Cette requête fait écho à l’accident tragique qui a coûté la vie à leur enfant. Alors qu’il suivait un cours d’Optimist, le jeune garçon a été mortellement percuté par un marin-pêcheur. La barge de ce dernier naviguait à une cinquantaine de mètres du rivage, à l’intérieur de la zone réservée au club de voile de La Teste-de-Buch, en Gironde.

Une législation jugée inadaptée aux drames en mer

L’enquête a révélé des éléments accablants concernant le pilote du navire impliqué. Âgé de 30 ans et déjà condamné à plusieurs reprises pour des infractions liées aux stupéfiants, l’homme a été contrôlé positif à la cocaïne et au cannabis suite au drame.

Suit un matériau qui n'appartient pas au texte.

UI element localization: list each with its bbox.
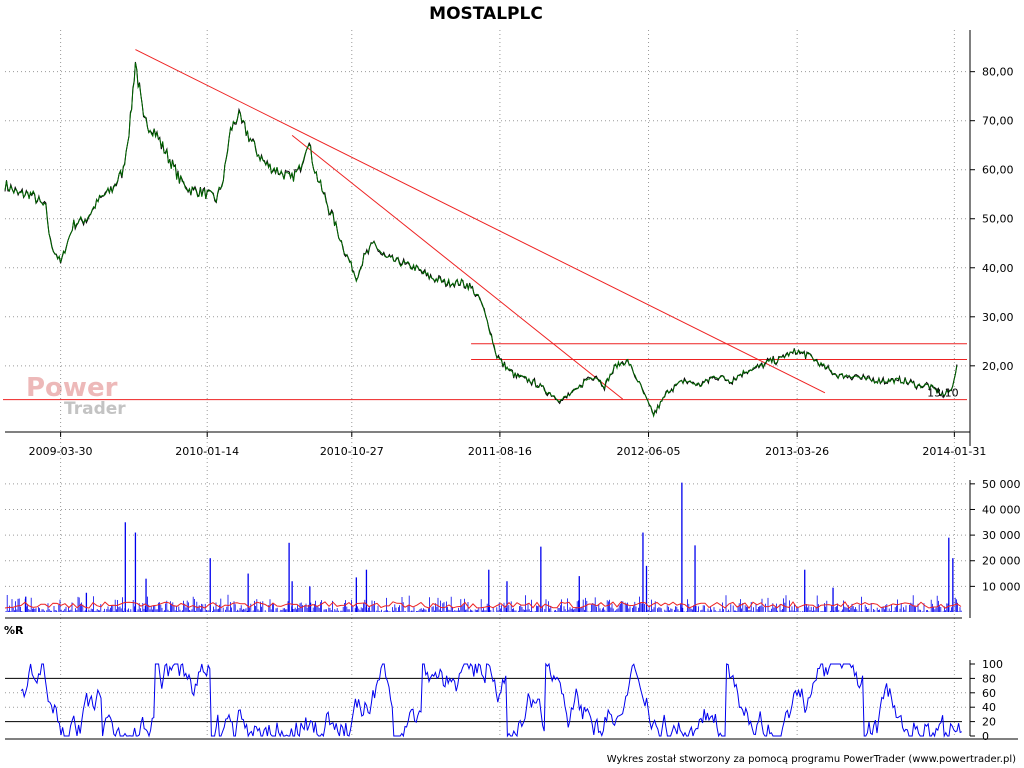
volume-tick-label-2: 30 000 [982, 529, 1021, 542]
price-range-line [4, 61, 958, 416]
volume-tick-label-3: 40 000 [982, 503, 1021, 516]
support-value-label: 13,10 [927, 387, 959, 400]
price-series: 13,10 [4, 61, 959, 418]
volume-tick-label-4: 50 000 [982, 478, 1021, 491]
footer-credit: Wykres został stworzony za pomocą progra… [607, 754, 1016, 765]
price-tick-label-0: 20,00 [982, 360, 1014, 373]
watermark-power: Power [26, 373, 118, 403]
watermark-trader: Trader [64, 399, 126, 419]
indicator-tick-label-80: 80 [982, 672, 996, 685]
trend-line-1 [291, 135, 624, 400]
date-tick-label-5: 2013-03-26 [765, 445, 829, 458]
date-tick-label-0: 2009-03-30 [29, 445, 93, 458]
volume-tick-label-0: 10 000 [982, 580, 1021, 593]
indicator-tick-label-60: 60 [982, 687, 996, 700]
price-tick-label-4: 60,00 [982, 164, 1014, 177]
price-line [4, 62, 958, 418]
price-tick-label-1: 30,00 [982, 311, 1014, 324]
date-tick-label-1: 2010-01-14 [175, 445, 239, 458]
price-tick-label-3: 50,00 [982, 213, 1014, 226]
price-reference-lines [3, 49, 967, 401]
date-axis: 2009-03-30 2010-01-14 2010-10-27 2011-08-16… [5, 431, 986, 458]
price-tick-label-6: 80,00 [982, 66, 1014, 79]
volume-average-line [4, 601, 962, 609]
price-grid [5, 30, 967, 736]
date-tick-label-4: 2012-06-05 [617, 445, 681, 458]
date-tick-label-3: 2011-08-16 [468, 445, 532, 458]
volume-bars [4, 482, 962, 612]
indicator-tick-label-40: 40 [982, 701, 996, 714]
williams-r-line [20, 662, 963, 738]
indicator-grid [5, 677, 967, 723]
price-tick-label-5: 70,00 [982, 115, 1014, 128]
volume-grid [5, 483, 967, 587]
price-axis: 20,00 30,00 40,00 50,00 60,00 70,00 80,00 [969, 30, 1014, 446]
indicator-tick-label-0: 0 [982, 730, 989, 743]
volume-axis: 10 000 20 000 30 000 40 000 50 000 [5, 478, 1021, 619]
chart-title: MOSTALPLC [429, 4, 543, 24]
date-tick-label-2: 2010-10-27 [320, 445, 384, 458]
volume-tick-label-1: 20 000 [982, 555, 1021, 568]
indicator-tick-label-20: 20 [982, 716, 996, 729]
indicator-series [20, 662, 963, 738]
indicator-label: %R [4, 624, 24, 637]
indicator-tick-label-100: 100 [982, 658, 1003, 671]
price-tick-label-2: 40,00 [982, 262, 1014, 275]
trend-line-0 [135, 49, 826, 394]
volume-bars-baseline [5, 594, 962, 612]
date-tick-label-6: 2014-01-31 [922, 445, 986, 458]
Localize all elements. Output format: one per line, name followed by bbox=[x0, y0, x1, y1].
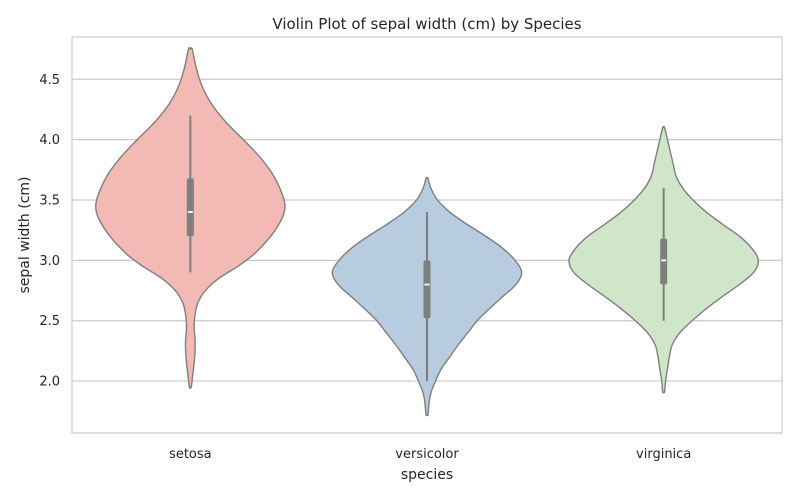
violin-virginica bbox=[568, 125, 760, 394]
violin-iqr-box bbox=[660, 238, 668, 285]
y-tick-label: 2.5 bbox=[39, 314, 60, 329]
x-axis-label: species bbox=[401, 467, 453, 483]
x-tick-label: virginica bbox=[636, 447, 691, 462]
violin-setosa bbox=[94, 47, 286, 389]
violins bbox=[94, 47, 760, 417]
y-tick-labels: 2.0 2.5 3.0 3.5 4.0 4.5 bbox=[39, 73, 60, 390]
y-axis-label: sepal width (cm) bbox=[17, 176, 33, 293]
violin-iqr-box bbox=[423, 260, 431, 319]
y-tick-label: 2.0 bbox=[39, 375, 60, 390]
plot-frame bbox=[71, 36, 783, 434]
violin-iqr-box bbox=[186, 178, 194, 237]
y-tick-label: 4.5 bbox=[39, 73, 60, 88]
y-tick-label: 4.0 bbox=[39, 133, 60, 148]
x-tick-label: versicolor bbox=[395, 447, 459, 462]
chart-title: Violin Plot of sepal width (cm) by Speci… bbox=[272, 15, 581, 33]
y-tick-label: 3.5 bbox=[39, 193, 60, 208]
x-tick-labels: setosa versicolor virginica bbox=[169, 447, 691, 462]
x-tick-label: setosa bbox=[169, 447, 212, 462]
y-tick-label: 3.0 bbox=[39, 254, 60, 269]
violin-versicolor bbox=[331, 176, 523, 417]
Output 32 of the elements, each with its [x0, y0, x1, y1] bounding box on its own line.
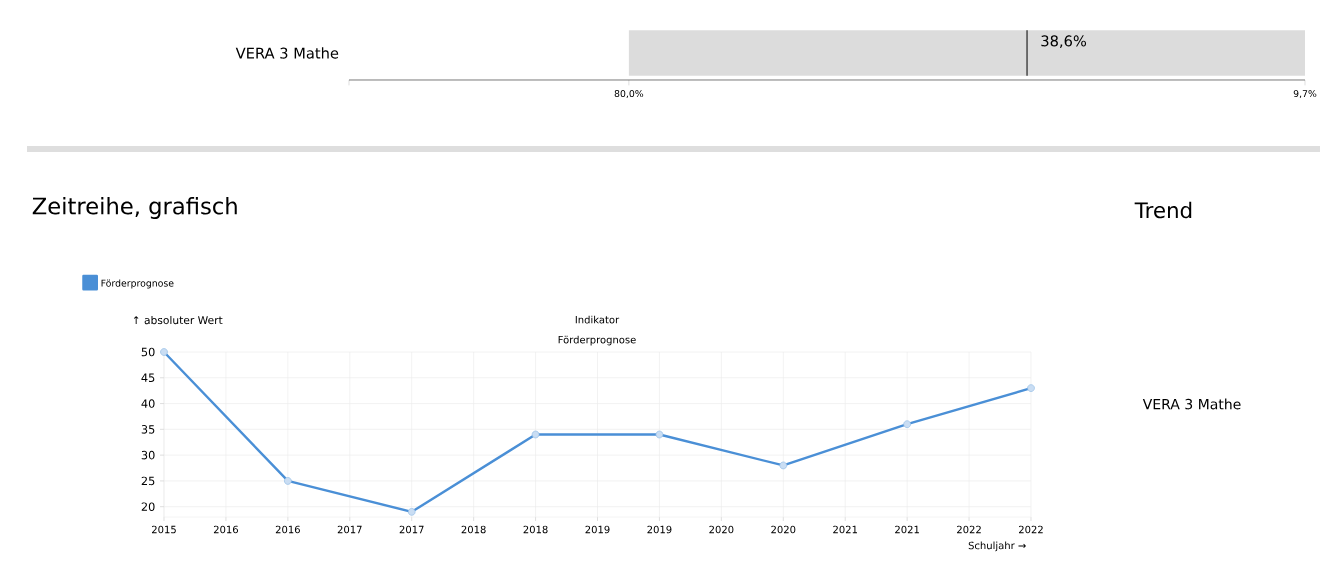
x-tick-label: 2020 [771, 525, 796, 534]
x-tick-label: 80,0% [614, 90, 644, 99]
x-tick-label: 2016 [213, 525, 239, 534]
x-tick-label: 2021 [895, 525, 919, 534]
legend-label: Förderprognose [101, 279, 174, 289]
x-tick-label: 2022 [957, 525, 981, 534]
x-tick-label: 2018 [461, 525, 486, 534]
x-tick-label: 2020 [709, 525, 734, 534]
x-axis-title: Schuljahr → [968, 541, 1026, 552]
y-tick-label: 50 [141, 347, 155, 357]
x-tick-label: 2021 [833, 525, 858, 534]
x-tick-label: 2017 [399, 525, 424, 534]
x-tick-label: 2022 [1019, 525, 1043, 534]
y-tick-label: 35 [141, 425, 155, 434]
y-axis-title: ↑ absoluter Wert [133, 315, 223, 325]
y-tick-label: 45 [141, 373, 155, 382]
x-tick-label: 2019 [585, 525, 610, 534]
chart-title: Zeitreihe, grafisch [32, 197, 237, 219]
ref-line-label: 38,6% [1041, 35, 1087, 48]
x-tick-label: 2017 [337, 525, 362, 534]
x-tick-label: 2016 [275, 525, 300, 534]
x-tick-label: 2019 [647, 525, 672, 534]
y-tick-label: 40 [141, 399, 155, 408]
text: Trend [1134, 201, 1192, 219]
y-tick-label: 20 [141, 502, 155, 511]
y-tick-label: 30 [141, 450, 155, 460]
y-tick-label: 25 [141, 476, 155, 486]
text: Indikator Förderprognose [558, 315, 636, 346]
text: VERA 3 Mathe [1142, 398, 1241, 410]
x-tick-label: 2018 [523, 525, 548, 534]
x-tick-label: 2015 [152, 525, 176, 534]
x-tick-label: 9,7% [1293, 90, 1317, 99]
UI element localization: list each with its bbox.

Il a été mis en examen et placé sous contrôle judiciaire dans l’attente de son procès.

Devant les députés, le père de Benjamin a dressé un parallèle marquant pour illustrer la gravité des faits : « Si on traduit cela sur la route, il s’agit d’un accident avec une voiture qui roule à 150 km/h devant une école ». Actuellement, aucun texte de loi ne réprime spécifiquement la navigation après usage de drogue, contrairement aux dispositions existantes dans le Code de la route.

Vers un alignement sur le droit routier ?

La députée de Gironde Sophie Panonacle porte deux décrets visant à adapter certaines règles routières au domaine maritime. L’objectif est de sanctionner les grands excès de vitesse et la conduite en état d’ivresse en mer. Des mesures permettant la rétention du navire et la suspension du permis de navigation en cas de consommation de stupéfiants sont également envisagées.

Toutefois, en raison du principe de non-rétroactivité des lois, ces évolutions ne s’appliqueront pas à l’affaire Benjamin Mano. Selon un avocat pénaliste spécialiste du droit de la mer, la qualification retenue restera probablement l’homicide involontaire, passible de trois ans d’emprisonnement, ou cinq ans avec circonstances aggravantes.

Des contrôles difficiles à mettre en œuvre

Les spécialistes du droit soulèvent également des difficultés pratiques. La création d’un délit spécifique pourrait avoir un effet symbolique fort, mais les contrôles en mer restent complexes. Les excès de vitesse sont souvent constatés de manière empirique par les autorités, faute d’équipements de mesure précis systématiques. Si ces constats sont rarement contestés, c’est souvent parce que le coût d’une procédure judiciaire dépasse largement le montant des amendes, généralement comprises entre 300 et 500 €.

Selon le dernier bilan de la préfecture maritime de Méditerranée, près de la moitié des infractions relevées en 2025 concernaient la vitesse et le non-respect des zones de navigation. L’avocat des parents de Benjamin espère que ce drame rappellera que « la mer n’est pas une zone de non-droit ». L’instruction du dossier est actuellement en cours de clôture.